Patient has baseline resting oxygen saturation of < 89% on room air or use of supplemental oxygen at rest.
Evidence of functional airway stenosis (e.g., bronchomalacia/tracheomalacia, airway stents, or airways requiring balloon dilatations to maintain patency) with onset after the initial diagnosis of BOS and ongoing at Screening and/or Baseline Visit.
Known hypersensitivity to L-CsA or to cyclosporine A.
Patients with chronic renal failure, defined as serum creatinine > 2.5 mg/dL at screening, or requiring chronic dialysis.
Patients with liver disease and serum bilirubin > 3-fold upper limit of normal range or transaminases > 2.5 upper limit of normal range.
Patients with active malignancy within the previous 2 years, including post-transplant lymphoproliferative disorder, with the exception of treated, localized basal and squamous cell carcinomas.
Pregnant women or women who are unwilling to use appropriate birth control to avoid pregnancy through their End of Study Visit.

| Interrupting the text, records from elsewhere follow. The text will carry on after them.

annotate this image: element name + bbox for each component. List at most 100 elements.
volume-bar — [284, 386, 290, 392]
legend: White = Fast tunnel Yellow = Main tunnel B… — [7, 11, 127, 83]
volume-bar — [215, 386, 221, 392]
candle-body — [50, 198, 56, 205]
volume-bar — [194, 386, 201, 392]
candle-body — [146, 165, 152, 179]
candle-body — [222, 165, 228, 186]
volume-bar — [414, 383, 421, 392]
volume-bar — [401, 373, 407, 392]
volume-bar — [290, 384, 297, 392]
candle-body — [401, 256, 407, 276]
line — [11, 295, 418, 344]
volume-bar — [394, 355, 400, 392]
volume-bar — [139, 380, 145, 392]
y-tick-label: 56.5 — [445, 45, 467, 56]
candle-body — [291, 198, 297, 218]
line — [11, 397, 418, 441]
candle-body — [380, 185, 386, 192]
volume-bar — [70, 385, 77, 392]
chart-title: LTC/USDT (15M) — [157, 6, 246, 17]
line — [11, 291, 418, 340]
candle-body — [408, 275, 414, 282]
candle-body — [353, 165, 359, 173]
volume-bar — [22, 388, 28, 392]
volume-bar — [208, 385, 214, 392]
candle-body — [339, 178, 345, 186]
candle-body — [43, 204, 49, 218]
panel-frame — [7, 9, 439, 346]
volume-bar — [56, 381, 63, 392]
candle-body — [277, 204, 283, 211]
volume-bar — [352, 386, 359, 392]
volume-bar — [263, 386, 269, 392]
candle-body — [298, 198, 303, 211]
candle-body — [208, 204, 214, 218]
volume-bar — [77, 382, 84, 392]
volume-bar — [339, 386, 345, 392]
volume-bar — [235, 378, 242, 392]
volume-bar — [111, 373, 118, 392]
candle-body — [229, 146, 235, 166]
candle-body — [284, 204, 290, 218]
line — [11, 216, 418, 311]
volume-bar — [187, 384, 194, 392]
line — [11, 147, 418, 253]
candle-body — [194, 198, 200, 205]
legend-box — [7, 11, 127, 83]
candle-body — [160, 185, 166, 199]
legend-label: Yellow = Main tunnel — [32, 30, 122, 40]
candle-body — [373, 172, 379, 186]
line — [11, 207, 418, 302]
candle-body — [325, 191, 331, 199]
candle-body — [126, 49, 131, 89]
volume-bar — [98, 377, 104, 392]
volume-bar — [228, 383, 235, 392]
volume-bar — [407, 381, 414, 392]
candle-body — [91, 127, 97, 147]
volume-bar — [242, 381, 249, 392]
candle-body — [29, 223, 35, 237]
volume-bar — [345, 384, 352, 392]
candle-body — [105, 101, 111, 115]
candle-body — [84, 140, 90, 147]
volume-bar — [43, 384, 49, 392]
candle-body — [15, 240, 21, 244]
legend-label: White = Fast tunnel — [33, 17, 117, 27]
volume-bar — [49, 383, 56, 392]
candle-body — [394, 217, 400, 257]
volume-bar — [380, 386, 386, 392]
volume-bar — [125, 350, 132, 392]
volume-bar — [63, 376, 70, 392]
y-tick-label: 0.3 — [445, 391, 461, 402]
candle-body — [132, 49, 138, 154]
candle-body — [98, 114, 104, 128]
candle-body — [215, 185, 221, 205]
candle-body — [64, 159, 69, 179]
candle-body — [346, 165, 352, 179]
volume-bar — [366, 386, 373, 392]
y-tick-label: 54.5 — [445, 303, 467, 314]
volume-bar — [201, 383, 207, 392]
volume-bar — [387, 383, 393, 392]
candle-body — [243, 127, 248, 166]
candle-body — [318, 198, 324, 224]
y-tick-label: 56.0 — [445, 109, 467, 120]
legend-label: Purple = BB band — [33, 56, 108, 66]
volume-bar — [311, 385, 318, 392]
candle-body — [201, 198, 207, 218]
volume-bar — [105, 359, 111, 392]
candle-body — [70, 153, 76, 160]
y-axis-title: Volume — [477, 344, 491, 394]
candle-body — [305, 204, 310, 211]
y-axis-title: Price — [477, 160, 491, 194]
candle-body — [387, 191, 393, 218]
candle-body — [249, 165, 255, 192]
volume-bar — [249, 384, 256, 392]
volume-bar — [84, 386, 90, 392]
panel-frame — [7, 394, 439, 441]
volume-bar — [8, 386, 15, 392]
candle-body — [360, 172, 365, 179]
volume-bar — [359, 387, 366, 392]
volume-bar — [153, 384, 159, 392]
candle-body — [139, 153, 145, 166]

Women who are currently breastfeeding.
Receipt of an investigational drug as part of a clinical trial within 4 weeks prior to the Screening Visit. This is defined as any treatment that is implemented under an Investigational New Drug (IND) or compassionate use.
Patients who have received extracorporeal photophoresis (ECP) for treatment of BOS within 1 month prior to Randomization.
Patients who are currently participating in an interventional clinical trial.
Psychiatric disorders or altered mental status precluding understanding of the informed consent process and/or completion of the necessary procedures.
Any co-existing medical condition that in the Investigator's judgment will substantially increase the risk associated with the patient's participation in the clinical trial.